The poem is beautiful since it suggests how easily is to get lost in a lower level of meaning and value for life if we cannot find the force to progress upward from information to knowledge, from knowledge to wisdom, and from living to life through a functional and cognitive process. It is almost the essence of learning how to live your life up to its upper limits. Also, the poem tells us that information and knowledge are not abstract concepts created by philosophers and scientists. They are embodied in the essence of our life. As Lakoff and Johnson (1999, p.7) state:

The fact that abstract thought is mostly metaphorical means that answers to philosophical questions have always been, and always will be, mostly metaphorical. In itself, that is neither good nor bad. It is simply a fact about the capacities of the human mind.

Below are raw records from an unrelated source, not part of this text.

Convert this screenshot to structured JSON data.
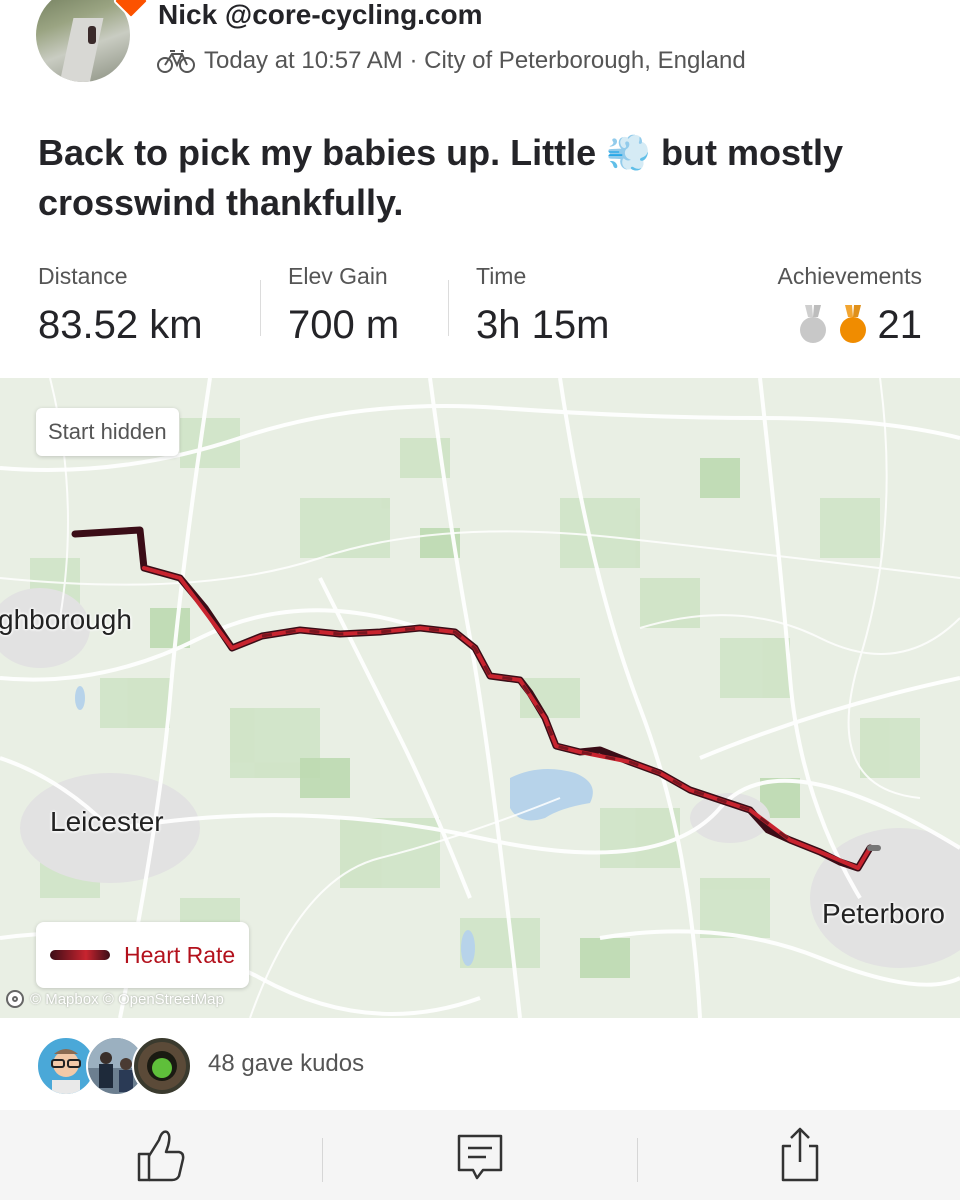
{
  "header": {
    "athlete_name": "Nick @core-cycling.com",
    "timestamp": "Today at 10:57 AM",
    "separator": " · ",
    "location": "City of Peterborough, England",
    "activity_icon": "bike-icon",
    "avatar_icon": "avatar"
  },
  "activity": {
    "title_part1": "Back to pick my babies up. Little ",
    "title_emoji": "💨",
    "title_part2": " but mostly crosswind thankfully."
  },
  "stats": [
    {
      "label": "Distance",
      "value": "83.52 km"
    },
    {
      "label": "Elev Gain",
      "value": "700 m"
    },
    {
      "label": "Time",
      "value": "3h 15m"
    }
  ],
  "achievements": {
    "label": "Achievements",
    "count": "21",
    "medals": [
      "silver-medal-icon",
      "bronze-medal-icon"
    ]
  },
  "map": {
    "start_hidden_label": "Start hidden",
    "places": [
      "ghborough",
      "Leicester",
      "Peterboro"
    ],
    "legend_label": "Heart Rate",
    "attribution": "© Mapbox © OpenStreetMap"
  },
  "kudos": {
    "text": "48 gave kudos"
  },
  "actions": {
    "kudos_icon": "thumbs-up-icon",
    "comment_icon": "comment-icon",
    "share_icon": "share-icon"
  },
  "colors": {
    "route_dark": "#3b0d17",
    "route_red": "#c8242f",
    "legend_text": "#b3111c",
    "brand": "#fc5200"
  }
}
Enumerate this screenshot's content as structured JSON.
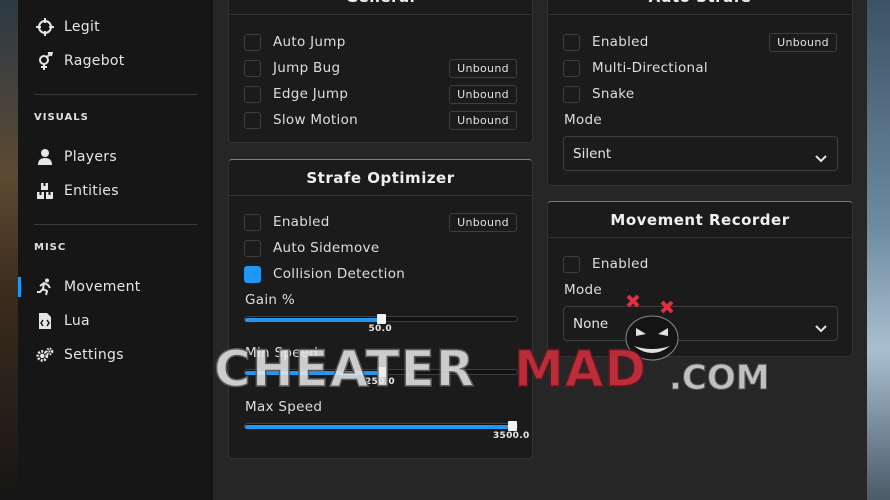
{
  "sidebar": {
    "items_top": [
      {
        "label": "Legit",
        "icon": "crosshair-icon"
      },
      {
        "label": "Ragebot",
        "icon": "gender-icon"
      }
    ],
    "visuals_header": "VISUALS",
    "items_visuals": [
      {
        "label": "Players",
        "icon": "person-icon"
      },
      {
        "label": "Entities",
        "icon": "boxes-icon"
      }
    ],
    "misc_header": "MISC",
    "items_misc": [
      {
        "label": "Movement",
        "icon": "running-icon",
        "active": true
      },
      {
        "label": "Lua",
        "icon": "file-code-icon"
      },
      {
        "label": "Settings",
        "icon": "gears-icon"
      }
    ]
  },
  "general": {
    "title": "General",
    "rows": [
      {
        "label": "Auto Jump",
        "checked": false,
        "key": ""
      },
      {
        "label": "Jump Bug",
        "checked": false,
        "key": "Unbound"
      },
      {
        "label": "Edge Jump",
        "checked": false,
        "key": "Unbound"
      },
      {
        "label": "Slow Motion",
        "checked": false,
        "key": "Unbound"
      }
    ]
  },
  "strafe_optimizer": {
    "title": "Strafe Optimizer",
    "rows": [
      {
        "label": "Enabled",
        "checked": false,
        "key": "Unbound"
      },
      {
        "label": "Auto Sidemove",
        "checked": false,
        "key": ""
      },
      {
        "label": "Collision Detection",
        "checked": true,
        "key": ""
      }
    ],
    "sliders": [
      {
        "label": "Gain %",
        "value_text": "50.0",
        "fraction": 0.5
      },
      {
        "label": "Min Speed",
        "value_text": "250.0",
        "fraction": 0.5
      },
      {
        "label": "Max Speed",
        "value_text": "3500.0",
        "fraction": 1.0
      }
    ]
  },
  "auto_strafe": {
    "title": "Auto Strafe",
    "rows": [
      {
        "label": "Enabled",
        "checked": false,
        "key": "Unbound"
      },
      {
        "label": "Multi-Directional",
        "checked": false,
        "key": ""
      },
      {
        "label": "Snake",
        "checked": false,
        "key": ""
      }
    ],
    "mode_label": "Mode",
    "mode_value": "Silent"
  },
  "movement_recorder": {
    "title": "Movement Recorder",
    "rows": [
      {
        "label": "Enabled",
        "checked": false,
        "key": ""
      }
    ],
    "mode_label": "Mode",
    "mode_value": "None"
  },
  "watermark": {
    "part1": "CHEATER",
    "part2": "MAD",
    "part3": ".COM"
  },
  "colors": {
    "accent": "#2196f3",
    "panel_bg": "#1b1b1b",
    "sidebar_bg": "#161616"
  }
}
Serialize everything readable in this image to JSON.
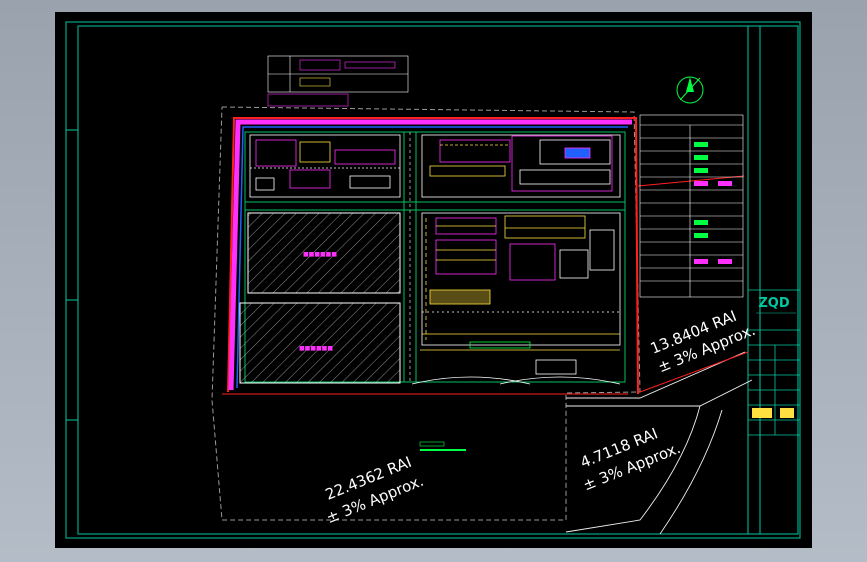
{
  "drawing": {
    "logo": "ZQD",
    "colors": {
      "frame": "#00c8a0",
      "boundary_red": "#ff2020",
      "boundary_magenta": "#ff30ff",
      "boundary_blue": "#2060ff",
      "annotation": "#ffffff",
      "road": "#f0f0f0",
      "accent_yellow": "#ffe040",
      "accent_green": "#00ff40"
    }
  },
  "parcels": {
    "north_east": {
      "value": "13.8404 RAI",
      "tolerance": "± 3% Approx."
    },
    "south_west": {
      "value": "22.4362 RAI",
      "tolerance": "± 3% Approx."
    },
    "south_east": {
      "value": "4.7118 RAI",
      "tolerance": "± 3% Approx."
    }
  }
}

The Gordian knot of knowledge dynamics, which includes knowledge creation, is the semantic relationship between the concepts of information and knowledge that represent the kernel of the whole framework of knowledge dynamics and knowledge management. If we can understand this paradox of using two different semantic worlds for information and knowledge, then we can deal much better with the process of knowledge creation in organizations. The concept of information has been created by scientists to solve some engineering problems in the communication systems of that time (Shannon, 1948; Shannon & Weaver, 1949). It is framed as a pure mathematical concept without any relevance to meaning. The concept has been taken by philosophers and expanded to semantic information (Bar-Hillel & Carnap, 1953; Floridi, 2005, 2013). But even so, the theory of semantic information has been developed for well-defined systems of language, with a finite number of sentences which cannot cover the infinity of the knowledge continuum.

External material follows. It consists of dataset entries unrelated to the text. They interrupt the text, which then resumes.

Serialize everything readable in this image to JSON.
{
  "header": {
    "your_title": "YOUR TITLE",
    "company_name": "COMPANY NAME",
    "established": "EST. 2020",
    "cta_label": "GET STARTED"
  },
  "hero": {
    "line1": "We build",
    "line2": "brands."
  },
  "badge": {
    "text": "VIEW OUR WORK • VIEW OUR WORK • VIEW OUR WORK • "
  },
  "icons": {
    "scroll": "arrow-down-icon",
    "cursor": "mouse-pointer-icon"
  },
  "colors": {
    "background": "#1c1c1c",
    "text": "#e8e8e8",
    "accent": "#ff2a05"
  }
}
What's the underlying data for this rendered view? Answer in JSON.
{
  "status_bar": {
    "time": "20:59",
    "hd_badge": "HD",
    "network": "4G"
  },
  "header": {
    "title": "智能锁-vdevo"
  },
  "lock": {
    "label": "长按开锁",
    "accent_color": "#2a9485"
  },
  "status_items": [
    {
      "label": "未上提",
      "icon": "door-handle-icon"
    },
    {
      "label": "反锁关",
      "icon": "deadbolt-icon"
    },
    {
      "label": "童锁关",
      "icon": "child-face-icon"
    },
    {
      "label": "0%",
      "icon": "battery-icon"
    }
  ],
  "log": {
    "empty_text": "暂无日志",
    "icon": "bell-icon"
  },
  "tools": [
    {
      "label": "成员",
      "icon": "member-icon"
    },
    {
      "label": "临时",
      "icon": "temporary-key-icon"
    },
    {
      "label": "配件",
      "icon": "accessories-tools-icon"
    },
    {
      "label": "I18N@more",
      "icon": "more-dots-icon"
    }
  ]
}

The concept of knowledge is coming from the ancient times, especially from the Greek philosophers (Russel, 1972, 2009). Socrates considered that man is the measure of all things, hypothesis that led him to the conclusion that “Perception, then, is always something that is, and, as being knowledge, it is infallible” (Russel, 1972, p. 149). Perception is the process through which we see the nature around us and as it is. It generates representations of the physical objects in our mind, which is knowledge. Plato did not believe in our senses since they cannot be reliable. As Russel (1972, pp. 152-153) interpreted Plato’s view, “Only the mind can reach existence, and we cannot reach truth if we cannot know things through the senses alone, since through the senses alone we cannot know that things exist.” As a consequence, knowledge cannot be equated to what we get as a result of perception, but only what we get as a result of judgment. Thus, judgment of perception comes closer to what Plato means by knowledge than pure perception. As I discussed in a previous chapter, these ideas of Plato contributed from the very beginning to the interpretation of knowledge as rational knowledge, for which scientific knowledge was the best example.